Il 74% degli intervistati dichiara di essere a conoscenza del nuovo Piano Nazionale di Assegnazione (PNA) delle quote di CO2 per il periodo 2008-2012, che al momento della realizzazione dell’indagine era stato reso noto da poco. Nel merito, oltre il 49% lo giudica per vari motivi insoddisfacente e iniquo, mentre il 21,2% lo considera accettabile e l’11,1% non vi trova alcuna novità rispetto al Piano precedente. Gli altri non commentano o si riservano un giudizio dopo un esame più approfondito.

Infine, l’83% degli intervistati ritiene che negli altri Paesi europei le aziende abbiano affrontato in modo più efficace l’adeguamento alla direttiva Emissions Trading. In particolare, Germania e Francia sono considerati i Paesi più “virtuosi”.
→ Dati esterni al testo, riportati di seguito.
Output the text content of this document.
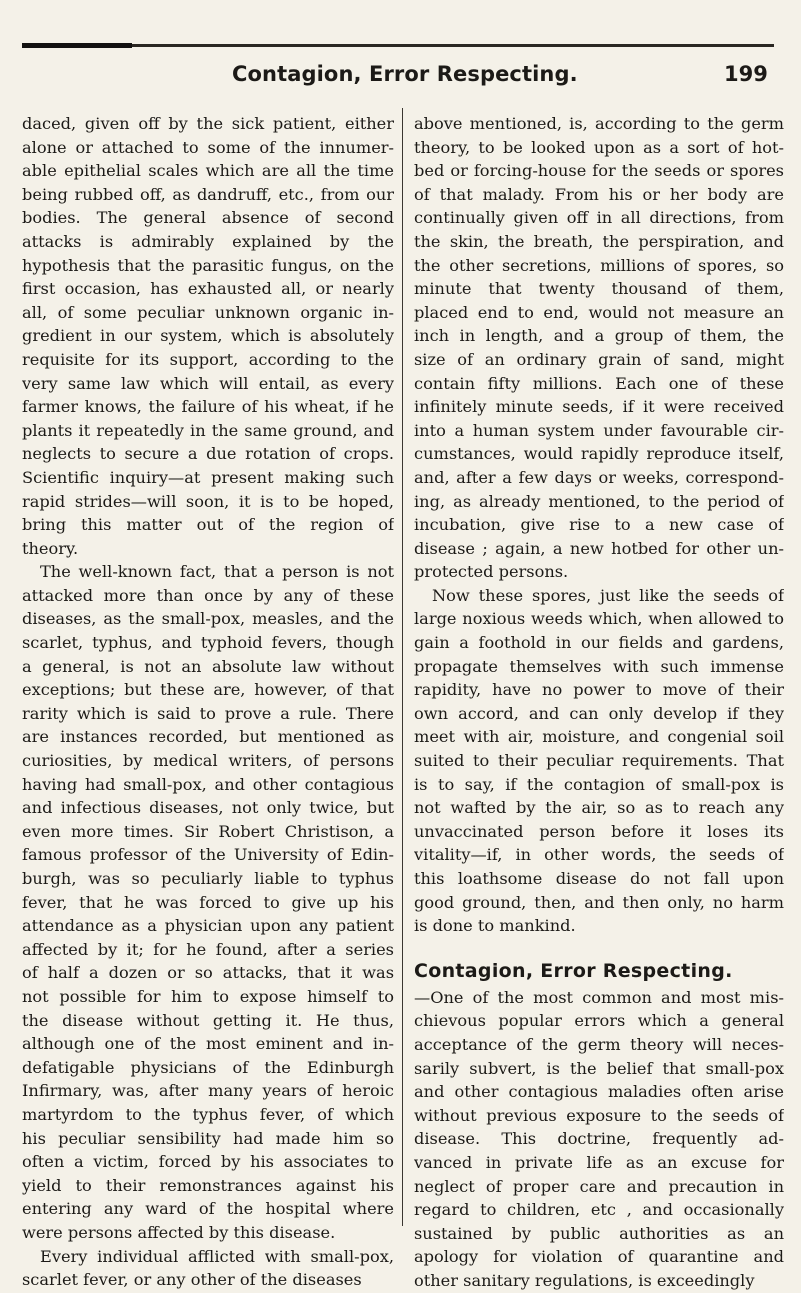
Contagion, Error Respecting.	199
daced, given off by the sick patient, either
alone or attached to some of the innumer-
able epithelial scales which are all the time
being rubbed off, as dandruff, etc., from our
bodies. The general absence of second
attacks is admirably explained by the
hypothesis that the parasitic fungus, on the
first occasion, has exhausted all, or nearly
all, of some peculiar unknown organic in-
gredient in our system, which is absolutely
requisite for its support, according to the
very same law which will entail, as every
farmer knows, the failure of his wheat, if he
plants it repeatedly in the same ground, and
neglects to secure a due rotation of crops.
Scientific inquiry—at present making such
rapid strides—will soon, it is to be hoped,
bring this matter out of the region of
theory.
The well-known fact, that a person is not
attacked more than once by any of these
diseases, as the small-pox, measles, and the
scarlet, typhus, and typhoid fevers, though
a general, is not an absolute law without
exceptions; but these are, however, of that
rarity which is said to prove a rule. There
are instances recorded, but mentioned as
curiosities, by medical writers, of persons
having had small-pox, and other contagious
and infectious diseases, not only twice, but
even more times. Sir Robert Christison, a
famous professor of the University of Edin-
burgh, was so peculiarly liable to typhus
fever, that he was forced to give up his
attendance as a physician upon any patient
affected by it; for he found, after a series
of half a dozen or so attacks, that it was
not possible for him to expose himself to
the disease without getting it. He thus,
although one of the most eminent and in-
defatigable physicians of the Edinburgh
Infirmary, was, after many years of heroic
martyrdom to the typhus fever, of which
his peculiar sensibility had made him so
often a victim, forced by his associates to
yield to their remonstrances against his
entering any ward of the hospital where
were persons affected by this disease.
Every individual afflicted with small-pox,
scarlet fever, or any other of the diseases
above mentioned, is, according to the germ
theory, to be looked upon as a sort of hot-
bed or forcing-house for the seeds or spores
of that malady. From his or her body are
continually given off in all directions, from
the skin, the breath, the perspiration, and
the other secretions, millions of spores, so
minute that twenty thousand of them,
placed end to end, would not measure an
inch in length, and a group of them, the
size of an ordinary grain of sand, might
contain fifty millions. Each one of these
infinitely minute seeds, if it were received
into a human system under favourable cir-
cumstances, would rapidly reproduce itself,
and, after a few days or weeks, correspond-
ing, as already mentioned, to the period of
incubation, give rise to a new case of
disease ; again, a new hotbed for other un-
protected persons.
Now these spores, just like the seeds of
large noxious weeds which, when allowed to
gain a foothold in our fields and gardens,
propagate themselves with such immense
rapidity, have no power to move of their
own accord, and can only develop if they
meet with air, moisture, and congenial soil
suited to their peculiar requirements. That
is to say, if the contagion of small-pox is
not wafted by the air, so as to reach any
unvaccinated person before it loses its
vitality—if, in other words, the seeds of
this loathsome disease do not fall upon
good ground, then, and then only, no harm
is done to mankind.
Contagion, Error Respecting.
—One of the most common and most mis-
chievous popular errors which a general
acceptance of the germ theory will neces-
sarily subvert, is the belief that small-pox
and other contagious maladies often arise
without previous exposure to the seeds of
disease. This doctrine, frequently ad-
vanced in private life as an excuse for
neglect of proper care and precaution in
regard to children, etc , and occasionally
sustained by public authorities as an
apology for violation of quarantine and
other sanitary regulations, is exceedingly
Per ogni azienda è stato intervistato il responsabile dell’applicazione della normativa europea e nazionale di attuazione del Protocollo di Kyoto. La figura aziendale cui è affidato questo incarico è il responsabile ambiente nel 55% dei casi. È un impegno non trascurabile al quale vengono dedicate fino a 5 ore alla settimana nel 38% dei casi e più di 5 ore settimanali nel 34% dei casi. Vi sono coinvolti in misura significativa anche amministratori delegati, direttori generali e direttori finanziari

“I risultati della ricerca confermano che il Sistema Paese ha affrontato gli impegni del Protocollo di Kyoto con ritardo e senza una vera visione strategica. Un ritardo di cui hanno ovviamente sofferto le aziende coinvolte. Va aggiunto che in Italia le imprese sono mediamente di piccole dimensioni e si trovano spesso in difficoltà nell’applicare normative e politiche internazionali. Tuttavia, è importante sottolineare come la prima fase della direttiva Emissions Trading, che è una sorta di ‘test’ in vista della concreta applicazione del Protocollo nel periodo 2008-2012, stia sostanzialmente raggiungendo i propri obiettivi: orientare le aziende a considerare le emissioni di gas serra come ‘asset’ e a valutare strategie di comprevendita sul mercato, nonché investimenti e conversioni di tecnologie”, ha commentato Zeno Beltrami, Responsabile Progetti Climate Change, DNV Italia.